Why do think that a belief in a soul, judgement, etc. require a belief in a god?
Atheism does not claim a particular god (or group of gods) does not exist, atheism claims that the Universe requires no supernatural deity in order to exist and can be explained by science alone.
Judgement of a soul (which meets criteria as supernatural entity on it's own) would be done by what exactly, if not a supernatural being? Moving said soul into another living creature would be done by what exactly, if not a supernatural being?
Belief in what is convenient is satanism "do what thou wilt" and not atheism. And yes segments of atheism have been taken over by satanic beliefs, and it's been easy to do since people believe in appeals to authority.

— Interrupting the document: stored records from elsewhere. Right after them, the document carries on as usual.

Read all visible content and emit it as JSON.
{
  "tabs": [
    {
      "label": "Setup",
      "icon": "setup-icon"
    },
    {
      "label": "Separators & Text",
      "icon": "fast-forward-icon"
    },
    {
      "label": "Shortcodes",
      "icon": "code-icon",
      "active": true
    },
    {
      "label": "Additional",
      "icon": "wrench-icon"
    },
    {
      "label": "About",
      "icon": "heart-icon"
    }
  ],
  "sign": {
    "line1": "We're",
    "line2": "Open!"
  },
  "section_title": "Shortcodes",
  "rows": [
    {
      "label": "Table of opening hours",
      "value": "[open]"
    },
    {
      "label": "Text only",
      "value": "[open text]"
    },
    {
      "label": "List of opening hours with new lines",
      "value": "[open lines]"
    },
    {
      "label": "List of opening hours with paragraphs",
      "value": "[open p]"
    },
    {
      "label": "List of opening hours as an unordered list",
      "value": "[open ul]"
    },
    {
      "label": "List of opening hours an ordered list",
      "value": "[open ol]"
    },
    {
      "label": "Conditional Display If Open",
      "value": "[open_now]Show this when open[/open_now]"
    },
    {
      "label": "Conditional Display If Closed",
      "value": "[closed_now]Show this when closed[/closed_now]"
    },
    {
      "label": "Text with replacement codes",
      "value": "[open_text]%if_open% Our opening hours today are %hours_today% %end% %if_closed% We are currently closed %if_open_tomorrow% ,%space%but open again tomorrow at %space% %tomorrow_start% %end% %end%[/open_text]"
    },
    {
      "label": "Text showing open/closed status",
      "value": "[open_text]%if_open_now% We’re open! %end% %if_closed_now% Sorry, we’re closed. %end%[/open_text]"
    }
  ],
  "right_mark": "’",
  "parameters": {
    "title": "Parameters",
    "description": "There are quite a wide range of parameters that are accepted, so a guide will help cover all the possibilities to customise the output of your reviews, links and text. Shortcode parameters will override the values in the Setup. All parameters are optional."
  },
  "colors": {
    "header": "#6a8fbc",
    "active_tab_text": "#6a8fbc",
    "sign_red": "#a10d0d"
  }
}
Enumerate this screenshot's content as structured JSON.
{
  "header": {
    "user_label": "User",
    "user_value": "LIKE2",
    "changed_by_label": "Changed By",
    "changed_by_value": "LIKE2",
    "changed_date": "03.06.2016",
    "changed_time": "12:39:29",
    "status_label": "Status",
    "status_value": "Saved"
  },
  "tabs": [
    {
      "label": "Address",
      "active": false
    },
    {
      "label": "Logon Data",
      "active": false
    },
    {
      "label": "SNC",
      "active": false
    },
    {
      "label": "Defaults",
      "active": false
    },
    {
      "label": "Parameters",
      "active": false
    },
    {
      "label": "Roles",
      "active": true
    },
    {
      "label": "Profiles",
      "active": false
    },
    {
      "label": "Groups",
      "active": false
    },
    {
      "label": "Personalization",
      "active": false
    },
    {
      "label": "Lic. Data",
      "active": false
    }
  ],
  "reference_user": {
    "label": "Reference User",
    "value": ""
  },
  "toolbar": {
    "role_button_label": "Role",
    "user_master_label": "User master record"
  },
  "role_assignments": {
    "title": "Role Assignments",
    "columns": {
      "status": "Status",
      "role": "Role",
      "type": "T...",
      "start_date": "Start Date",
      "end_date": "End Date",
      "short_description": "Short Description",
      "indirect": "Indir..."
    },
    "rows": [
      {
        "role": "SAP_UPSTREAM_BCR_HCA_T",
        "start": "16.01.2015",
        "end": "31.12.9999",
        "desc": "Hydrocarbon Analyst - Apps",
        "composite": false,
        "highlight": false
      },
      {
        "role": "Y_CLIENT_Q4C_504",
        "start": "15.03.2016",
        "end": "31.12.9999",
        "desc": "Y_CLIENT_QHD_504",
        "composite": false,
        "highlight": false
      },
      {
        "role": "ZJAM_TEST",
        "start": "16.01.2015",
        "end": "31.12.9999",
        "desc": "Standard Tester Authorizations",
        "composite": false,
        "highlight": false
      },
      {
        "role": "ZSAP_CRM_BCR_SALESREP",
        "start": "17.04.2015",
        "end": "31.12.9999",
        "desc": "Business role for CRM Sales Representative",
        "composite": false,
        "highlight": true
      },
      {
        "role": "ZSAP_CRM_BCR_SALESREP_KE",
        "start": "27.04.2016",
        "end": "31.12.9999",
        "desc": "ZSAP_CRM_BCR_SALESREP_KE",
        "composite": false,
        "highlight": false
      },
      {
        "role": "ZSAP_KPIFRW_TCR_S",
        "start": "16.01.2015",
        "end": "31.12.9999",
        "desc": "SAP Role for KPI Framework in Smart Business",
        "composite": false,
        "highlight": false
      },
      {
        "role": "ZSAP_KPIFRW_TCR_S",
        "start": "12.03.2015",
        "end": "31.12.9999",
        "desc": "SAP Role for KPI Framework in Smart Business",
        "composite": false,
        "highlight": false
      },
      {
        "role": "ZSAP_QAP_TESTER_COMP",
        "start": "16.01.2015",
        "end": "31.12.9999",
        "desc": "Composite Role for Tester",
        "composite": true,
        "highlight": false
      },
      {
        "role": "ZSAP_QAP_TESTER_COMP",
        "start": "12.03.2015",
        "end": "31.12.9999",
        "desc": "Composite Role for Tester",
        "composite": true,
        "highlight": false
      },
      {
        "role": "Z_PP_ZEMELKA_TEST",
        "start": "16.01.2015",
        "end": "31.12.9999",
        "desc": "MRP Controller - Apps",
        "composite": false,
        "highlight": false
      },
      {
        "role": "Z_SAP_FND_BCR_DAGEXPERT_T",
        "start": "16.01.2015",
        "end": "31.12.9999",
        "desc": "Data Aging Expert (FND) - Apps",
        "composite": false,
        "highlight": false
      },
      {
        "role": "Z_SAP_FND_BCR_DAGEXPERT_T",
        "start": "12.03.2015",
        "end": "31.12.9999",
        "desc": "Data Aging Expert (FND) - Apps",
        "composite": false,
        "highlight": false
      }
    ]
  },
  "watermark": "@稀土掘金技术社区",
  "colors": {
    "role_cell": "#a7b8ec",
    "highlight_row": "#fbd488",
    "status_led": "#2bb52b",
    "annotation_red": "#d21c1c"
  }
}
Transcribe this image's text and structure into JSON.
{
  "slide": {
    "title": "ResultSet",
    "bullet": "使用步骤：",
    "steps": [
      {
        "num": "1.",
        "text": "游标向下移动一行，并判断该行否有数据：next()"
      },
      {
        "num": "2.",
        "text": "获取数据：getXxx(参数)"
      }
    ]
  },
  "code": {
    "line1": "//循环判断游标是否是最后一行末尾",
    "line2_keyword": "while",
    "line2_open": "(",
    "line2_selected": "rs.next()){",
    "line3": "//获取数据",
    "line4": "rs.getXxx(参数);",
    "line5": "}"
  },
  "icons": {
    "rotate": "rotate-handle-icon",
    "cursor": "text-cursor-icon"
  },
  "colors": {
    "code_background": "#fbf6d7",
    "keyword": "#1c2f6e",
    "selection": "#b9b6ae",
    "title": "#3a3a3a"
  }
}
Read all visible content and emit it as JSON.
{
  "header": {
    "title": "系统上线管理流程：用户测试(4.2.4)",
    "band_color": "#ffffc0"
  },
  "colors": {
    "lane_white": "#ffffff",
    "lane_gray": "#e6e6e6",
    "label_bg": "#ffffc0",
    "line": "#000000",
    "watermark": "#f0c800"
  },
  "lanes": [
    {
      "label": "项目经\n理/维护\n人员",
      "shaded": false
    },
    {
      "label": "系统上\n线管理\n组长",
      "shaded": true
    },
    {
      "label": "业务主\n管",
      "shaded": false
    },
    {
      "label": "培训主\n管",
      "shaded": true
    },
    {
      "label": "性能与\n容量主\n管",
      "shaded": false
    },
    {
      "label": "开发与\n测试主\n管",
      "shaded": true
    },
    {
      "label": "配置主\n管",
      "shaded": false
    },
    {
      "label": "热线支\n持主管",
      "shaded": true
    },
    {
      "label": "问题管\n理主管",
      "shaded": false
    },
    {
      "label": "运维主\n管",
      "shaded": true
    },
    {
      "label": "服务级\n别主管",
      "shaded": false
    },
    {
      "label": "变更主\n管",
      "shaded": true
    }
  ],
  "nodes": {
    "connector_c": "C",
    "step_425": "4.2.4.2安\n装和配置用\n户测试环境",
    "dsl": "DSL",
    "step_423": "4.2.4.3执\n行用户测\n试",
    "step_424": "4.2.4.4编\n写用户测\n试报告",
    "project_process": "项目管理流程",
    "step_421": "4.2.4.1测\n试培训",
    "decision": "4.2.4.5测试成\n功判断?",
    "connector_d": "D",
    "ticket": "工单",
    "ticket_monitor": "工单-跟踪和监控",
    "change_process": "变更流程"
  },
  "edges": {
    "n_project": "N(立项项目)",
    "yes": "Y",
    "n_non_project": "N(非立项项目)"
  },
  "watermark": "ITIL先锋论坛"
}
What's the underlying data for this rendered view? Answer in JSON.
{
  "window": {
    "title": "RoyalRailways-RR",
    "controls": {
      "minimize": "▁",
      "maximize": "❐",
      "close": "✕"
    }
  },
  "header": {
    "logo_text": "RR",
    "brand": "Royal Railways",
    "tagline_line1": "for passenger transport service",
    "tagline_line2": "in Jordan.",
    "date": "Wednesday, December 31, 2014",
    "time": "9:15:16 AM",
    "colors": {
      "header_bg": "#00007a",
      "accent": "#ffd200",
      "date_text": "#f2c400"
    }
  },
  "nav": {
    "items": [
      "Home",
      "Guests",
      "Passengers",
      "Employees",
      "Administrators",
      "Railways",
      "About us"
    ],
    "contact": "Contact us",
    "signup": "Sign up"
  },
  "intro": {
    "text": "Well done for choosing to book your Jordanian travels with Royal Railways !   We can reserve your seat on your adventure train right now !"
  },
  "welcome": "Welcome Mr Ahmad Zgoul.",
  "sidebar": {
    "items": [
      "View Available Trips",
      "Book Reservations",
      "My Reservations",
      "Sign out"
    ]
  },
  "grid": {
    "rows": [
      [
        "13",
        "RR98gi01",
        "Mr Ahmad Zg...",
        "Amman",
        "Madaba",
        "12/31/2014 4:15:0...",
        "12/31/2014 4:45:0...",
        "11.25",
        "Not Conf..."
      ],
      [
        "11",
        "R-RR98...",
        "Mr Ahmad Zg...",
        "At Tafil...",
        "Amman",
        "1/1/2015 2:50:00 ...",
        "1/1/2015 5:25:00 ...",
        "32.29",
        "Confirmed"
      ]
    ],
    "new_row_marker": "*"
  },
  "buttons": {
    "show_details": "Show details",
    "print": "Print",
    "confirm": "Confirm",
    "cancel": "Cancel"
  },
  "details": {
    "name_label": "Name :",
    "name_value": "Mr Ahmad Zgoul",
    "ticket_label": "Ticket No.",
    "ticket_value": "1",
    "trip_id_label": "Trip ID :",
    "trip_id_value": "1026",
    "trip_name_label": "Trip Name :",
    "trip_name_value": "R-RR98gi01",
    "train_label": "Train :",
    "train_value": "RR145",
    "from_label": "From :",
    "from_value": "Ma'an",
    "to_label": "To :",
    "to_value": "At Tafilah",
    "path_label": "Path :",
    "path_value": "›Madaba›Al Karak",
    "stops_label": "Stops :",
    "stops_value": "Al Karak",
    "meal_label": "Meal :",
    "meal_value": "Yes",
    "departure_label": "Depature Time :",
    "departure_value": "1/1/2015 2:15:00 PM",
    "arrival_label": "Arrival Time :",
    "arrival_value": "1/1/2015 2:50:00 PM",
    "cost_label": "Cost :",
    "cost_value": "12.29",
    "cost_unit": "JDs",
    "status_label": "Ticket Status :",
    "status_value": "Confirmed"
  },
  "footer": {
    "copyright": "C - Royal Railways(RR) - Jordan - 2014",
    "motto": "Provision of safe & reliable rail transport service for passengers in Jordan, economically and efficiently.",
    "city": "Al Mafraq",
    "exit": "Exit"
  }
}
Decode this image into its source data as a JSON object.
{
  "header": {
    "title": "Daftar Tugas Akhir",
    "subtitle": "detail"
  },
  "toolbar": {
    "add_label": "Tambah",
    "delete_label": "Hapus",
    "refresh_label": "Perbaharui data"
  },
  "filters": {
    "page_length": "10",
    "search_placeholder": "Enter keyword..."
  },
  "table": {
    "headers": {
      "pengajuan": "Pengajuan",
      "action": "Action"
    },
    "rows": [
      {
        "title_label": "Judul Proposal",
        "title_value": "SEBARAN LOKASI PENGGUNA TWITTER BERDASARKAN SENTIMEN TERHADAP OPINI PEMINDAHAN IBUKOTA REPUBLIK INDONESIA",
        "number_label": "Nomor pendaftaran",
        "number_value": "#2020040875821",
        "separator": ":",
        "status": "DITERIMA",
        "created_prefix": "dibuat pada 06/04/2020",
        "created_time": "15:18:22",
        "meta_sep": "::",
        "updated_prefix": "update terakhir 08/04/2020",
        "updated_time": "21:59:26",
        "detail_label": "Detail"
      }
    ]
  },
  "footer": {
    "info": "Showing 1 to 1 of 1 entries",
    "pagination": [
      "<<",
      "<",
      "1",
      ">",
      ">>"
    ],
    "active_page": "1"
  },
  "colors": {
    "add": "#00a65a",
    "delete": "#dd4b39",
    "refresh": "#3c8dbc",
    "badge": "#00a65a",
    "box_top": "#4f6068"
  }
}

-The wise argue that there are few absolutes, the fool argues that there are no probabilities.
Ask the rank and file believers if they believe that angels exist. If so, they believe that humanity is not the only intelligent form of life.
Angels fail at least one of the criteria necessary for "life", and possibly all of them.
Its already a known fact that what the rank and file believers consider life and what most scientists consider life do not agree.
Don't try moving the goal posts. We are discussing what the rank and file believe, and how well they can incorporate alien life into their belief system.
Unfortunately, there are a number of self proclaimed atheists who are not really atheists, what they really believe is the satanic creed "do what thou wilt" and never stop to ask the important questions.
Actually, I am pretty well convinced that "do what thou wilt" is the creed of the vast majority of the people of the Earth, no matter what creed they say they aspire to. And, yes, it is rather unfortunate.
Atheism does not claim a particular god (or group of gods) does not exist, atheism claims that the Universe requires no supernatural deity in order to exist and can be explained by science alone.
Sorry, I assumed you were using the definition everyone else uses. In the future, it would help if you gave your own definition for terms if you've redefined them to suit your personal tastes.
Judgement of a soul (which meets criteria as supernatural entity on it's own) would be done by what exactly, if not a supernatural being?
Some people believe that they judge themselves during a life review.
Moving said soul into another living creature would be done by what exactly, if not a supernatural being?
I don't need a mechanic to get in my car, or a tailor to get dressed in the morning. Why should a supernatural being be necessary for a disembodied soul to possess a vessel?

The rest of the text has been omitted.